そう思い、桜はゆっくり、近藤の隣に膝を折った。
特に変わった様子はない。
しかし、動かないのは変だ。
膝を付き、優しく局長を揺する。

「だ…大丈夫ですか…?」

「………」

揺すっても反応がない。
うんともすんとも言わない近藤。


まさか本当に…。


局長と呼びながら、暫く揺すってみるが返事どころか微動だにしない。
暫く揺すっていると、桜はある事に気付いた。
それは微かだけど、確かに聞こえた。

「ね…、寝てる…?」

微かに聞こえた声に暫く耳を澄まして聞いていると、なんの音なのか理解できた。
規則正しく聞こえるのは、寝息。
凄く強い訳でもないお酒を飲んで、近藤は酔った勢いで桜にあんな事を言ったのだ。
そして、桜に抱く着こうとし、避けられて、倒れた拍子に睡魔に襲われて、眠ってしまったらしい。

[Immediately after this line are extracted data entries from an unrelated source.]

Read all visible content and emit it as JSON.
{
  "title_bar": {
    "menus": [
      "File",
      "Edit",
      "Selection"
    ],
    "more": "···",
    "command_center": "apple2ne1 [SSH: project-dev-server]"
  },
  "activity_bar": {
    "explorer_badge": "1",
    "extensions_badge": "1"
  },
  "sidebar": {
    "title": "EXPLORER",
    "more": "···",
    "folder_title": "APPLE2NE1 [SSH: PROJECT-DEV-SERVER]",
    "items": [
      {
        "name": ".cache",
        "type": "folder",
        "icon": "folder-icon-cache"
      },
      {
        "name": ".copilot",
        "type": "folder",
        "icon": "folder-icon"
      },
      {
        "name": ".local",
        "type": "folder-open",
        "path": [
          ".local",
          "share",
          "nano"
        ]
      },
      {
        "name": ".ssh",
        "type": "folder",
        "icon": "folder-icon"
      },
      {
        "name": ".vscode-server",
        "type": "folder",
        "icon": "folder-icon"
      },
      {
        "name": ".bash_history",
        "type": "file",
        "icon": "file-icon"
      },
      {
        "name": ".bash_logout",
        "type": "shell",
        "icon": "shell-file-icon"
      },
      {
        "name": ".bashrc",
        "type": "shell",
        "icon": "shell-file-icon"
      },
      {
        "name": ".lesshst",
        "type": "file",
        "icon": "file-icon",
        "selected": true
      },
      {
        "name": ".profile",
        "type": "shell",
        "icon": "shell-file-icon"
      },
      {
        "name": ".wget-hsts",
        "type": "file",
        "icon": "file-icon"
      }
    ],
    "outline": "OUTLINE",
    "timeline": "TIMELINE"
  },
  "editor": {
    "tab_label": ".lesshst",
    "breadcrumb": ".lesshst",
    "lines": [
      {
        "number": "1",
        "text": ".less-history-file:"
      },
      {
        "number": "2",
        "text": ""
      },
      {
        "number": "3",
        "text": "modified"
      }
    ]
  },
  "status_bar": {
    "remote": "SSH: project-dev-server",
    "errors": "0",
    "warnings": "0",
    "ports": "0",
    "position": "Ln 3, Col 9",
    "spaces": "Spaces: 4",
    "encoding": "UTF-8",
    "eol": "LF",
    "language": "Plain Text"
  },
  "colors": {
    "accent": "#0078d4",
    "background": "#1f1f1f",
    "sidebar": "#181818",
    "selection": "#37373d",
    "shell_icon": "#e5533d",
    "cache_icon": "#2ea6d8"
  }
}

道理で起きない訳だ。

「しょうがない局長だな…」

呆れた口調からは想像できない様な笑顔を、桜は浮かべた。
噛み合っていない表情は、近藤を大切に思っている証。
しかし、こんな寒い中に放って置いたら凍え死にしてしまう。
桜は近藤が寒くないように、自分が着ていた上着を近藤に掛けた。
大切な真選組局長を、凍え死にさせる訳にはいかない。
しょうがないと思っていても、この方は、真選組にとっていなくてはならない人。
真選組にとって、一番大切な人。
失う訳には行かない存在。

「有難う御座います…近藤さん」

天人が襲来して、廃刀令のせいで行き場をなくして…、ただのごろつきと成り下がった時…。

下げたくもない頭を下げて、ごろつきと成り下がった侍達に光りを与えた存在。

馬鹿で一途で、人を疑う事を知らない癖に、人を信じやすくて…、人の良い所しか見つけない…。